Cav crocifisso, la sindaca no

Cav crocifisso, la sindaca no

Di una conversazione non esistono registrazioni. Dell'altra l'audio è disponibile da giovedì sul sito dell'Espresso, onusto di decine di migliaia di clic. La prima è la chiamata che la sera del 27 maggio 2010 Silvio Berlusconi, allora presidente del Consiglio, fece al capo di gabinetto della Questura di Milano, Piero Ostuni. La seconda è la conversazione del 30 ottobre scorso tra il sindaco di Roma Virginia Raggi e l'amministratore delegato dell'Ama, Lorenzo Bagnacani. Sono due conversazioni per alcuni aspetti simili: c'è un personaggio potente e c'è un suo sottoposto. Un sottoposto indiretto, nel caso di Berlusconi e Ostuni; uno diretto nel caso Raggi-Bagnacani, visto che il manager della monnezza romana è stato nominato proprio dal sindaco. A Ostuni, come è noto, Berlusconi segnala che la marocchina Kharima el Mahroug alias Ruby è stata fermata dalla polizia, e trattandosi (dice) di una parente del presidente egiziano Mubarak chiede e ottiene un occhio di riguardo. A Bagnacani, la Raggi chiede di modificare il bilancio della municipalizzata, trasformando alcuni crediti esigibili in inesigibili, per fare in modo che l'esercizio si chiuda con i conti in rosso. L'aspetto singolare che si coglie comparando le due vicende è il trattamento che ad esse è stato riservato dalla magistratura. Per la telefonata ad Ostuni, Berlusconi è stato accusato di concussione, processato, e condannato in primo grado, con una sentenza secondo cui «non ha esitato ad asservire la pubblica funzione ad un interesse del tutto privato»: e ci sono volute poi le sentenze di appello e di Cassazione perché l'accusa venisse fatta cadere. Per la conversazione con Bagnacani, fa sapere la Procura di Roma, Virginia Raggi non è nemmeno indagata. Si potrebbe obiettare: quello di Berlusconi e Ostuni fu un ordine se non un ricatto; quella della Raggi al manager un suggerimento, una richiesta. E invece è vero il contrario. Della conversazione del maggio 2010 non ci sono i nastri ma la testimonianza di Ostuni, ritenuto credibile in tutti i gradi di giudizio, esclude non solo la concussione ma anche qualunque forma di pressione da parte del premier («Aveva un tono normale, non fu un ordine ma una richiesta»). Mentre invece Bagnacani parla esplicitamente, nelle interviste rilasciate ieri, di «pressioni di un certo livello»: «Sono stato allontanato per non essermi piegato a delle richieste che reputavo assolutamente non conformi». O fai come dico io o te ne vai, era in sostanza la linea della Raggi.

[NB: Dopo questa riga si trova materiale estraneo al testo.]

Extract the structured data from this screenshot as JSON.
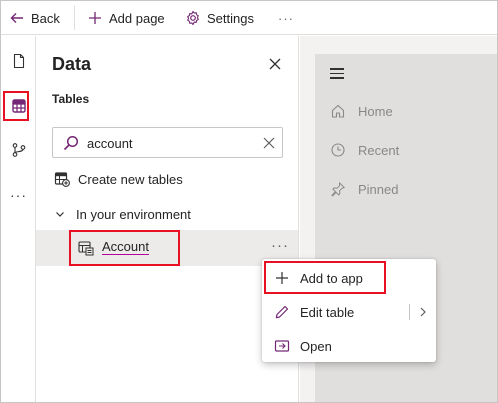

L'oggetto della richiesta di Berlusconi a Ostuni, ovvero l'affidamento d Ruby alla Minetti, dice la sentenza d'appello, era «compatibile con le prassi in uso»; falsificare un bilancio, come pretendeva la Raggi, invece è roba da codice penale. Ma su una telefonata si è fatto un processo durato anni; sulla conversazione della sindaca non si indaga neanche. Succede.